Microscopically the initial change is an interstitial alveolar infiltrate with lymphocytes, followed by protrusion of the alveolar wall in a polypoidal manner into the alveolar lumen. This protrusion is covered with hypertrophied alveolar epithelial cells and its core consists at first of a mixoid type of connective tissue which stains positively with PAS and Congo Red. As the stroma matures it is converted into hyaline fibrous tissue. Embedded in this hyaline fibrous tissue are large malignant-appearing cells with large round to oval grainy nuclei, often prominent nucleoli, and abundant homogeneous cytoplasm. Eventually the whole alveolus is obliterated. The same tissue that obliterates the alveoli may spread into and along the small bronchi and bronchioles and also fills small branches of the pulmonary arteries and veins.7 Thus multiple non-encapsulated parenchymal nodules are seen exhibiting a zonal architecture. There have been reports of nodules with calcification, chondrification, or even ossification, but this occurs in less than 10% of cases.3
Weiss et al 8 first used the term EHE. It is now well recognised that the IVBAT is an EHE occurring in the lung which may also occur in the soft tissues, bone, and liver.
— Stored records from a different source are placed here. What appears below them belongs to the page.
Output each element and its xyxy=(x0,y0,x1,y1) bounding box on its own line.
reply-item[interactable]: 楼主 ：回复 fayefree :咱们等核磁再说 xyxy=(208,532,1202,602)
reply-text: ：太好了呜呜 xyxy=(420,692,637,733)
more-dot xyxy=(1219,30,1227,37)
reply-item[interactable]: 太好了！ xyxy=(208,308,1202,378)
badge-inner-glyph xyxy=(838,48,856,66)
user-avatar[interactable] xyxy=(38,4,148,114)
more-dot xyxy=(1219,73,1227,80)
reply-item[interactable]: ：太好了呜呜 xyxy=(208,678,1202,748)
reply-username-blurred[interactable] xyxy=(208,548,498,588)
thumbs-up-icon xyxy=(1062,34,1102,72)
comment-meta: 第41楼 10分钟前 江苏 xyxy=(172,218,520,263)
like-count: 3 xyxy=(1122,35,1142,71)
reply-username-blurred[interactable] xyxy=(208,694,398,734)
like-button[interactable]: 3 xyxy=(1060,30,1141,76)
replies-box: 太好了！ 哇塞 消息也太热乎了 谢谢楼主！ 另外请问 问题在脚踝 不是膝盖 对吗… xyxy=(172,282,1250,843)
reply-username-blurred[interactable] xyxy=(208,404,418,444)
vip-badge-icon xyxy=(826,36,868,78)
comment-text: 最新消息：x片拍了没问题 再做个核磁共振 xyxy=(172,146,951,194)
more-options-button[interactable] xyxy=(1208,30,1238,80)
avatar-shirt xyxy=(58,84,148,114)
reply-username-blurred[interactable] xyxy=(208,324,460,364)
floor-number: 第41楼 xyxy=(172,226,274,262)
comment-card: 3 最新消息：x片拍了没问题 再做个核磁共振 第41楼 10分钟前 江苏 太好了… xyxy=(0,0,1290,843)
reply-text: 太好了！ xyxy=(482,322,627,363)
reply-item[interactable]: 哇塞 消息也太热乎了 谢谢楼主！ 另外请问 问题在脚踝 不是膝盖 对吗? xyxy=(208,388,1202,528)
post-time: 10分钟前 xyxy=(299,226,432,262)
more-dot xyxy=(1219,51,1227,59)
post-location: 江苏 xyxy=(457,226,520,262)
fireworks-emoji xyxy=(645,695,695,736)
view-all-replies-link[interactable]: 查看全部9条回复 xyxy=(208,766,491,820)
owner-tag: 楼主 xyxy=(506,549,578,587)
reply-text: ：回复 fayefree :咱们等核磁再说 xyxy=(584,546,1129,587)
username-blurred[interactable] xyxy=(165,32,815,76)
Three quarters of patients with EHE of the lung are women. The age range at presentation is wide (12–61 years), and 40% of patients are below the age of 30. Half the patients are asymptomatic and are discovered on incidental chest radiography. Symptoms are uncommon and are usually mild and include shortness of breath, mild pleuritic chest pain, and non-productive cough, although haemoptysis has been reported. However, hypertrophic pulmonary osteoarthropathy has not been previously reported. The chest radiograph usually reveals multiple bilateral pulmonary nodules and pleural effusions are rarely seen.9 Distant metastases are seen in less than a quarter of cases, the sites involved including the liver, lymph nodes, bowel, retroperitoneal soft tissues, and skin. In most cases the disease has a slowly progressive course and patients die 2–24 years after diagnosis of restrictive lung disease. The shortest survival is eight weeks in a patient who succumbed to gross haemoptysis.10 The longest survivor was treated surgically, undergoing 11 separate resections over 24 years, finally succumbing to pneumonia superimposed on a decreasing respiratory function.11 Other treatments tried have been chemotherapy and radiotherapy with limited success in symptomatic patients near death. Our patient refused the empirical use of oral corticosteroids in an attempt to control potential fibrosis. She was therefore commenced on azathioprine following diagnosis and so far has had no deterioration in pulmonary function. However, at the patient’s request azathioprine was discontinued in October 1995. The patient is now the second longest survivor with this condition. She continues to have mild symptoms from her hypertrophic pulmonary osteoarthropathy but is asymptomatic from the pulmonary point of view and is still able to work as a paediatric nurse.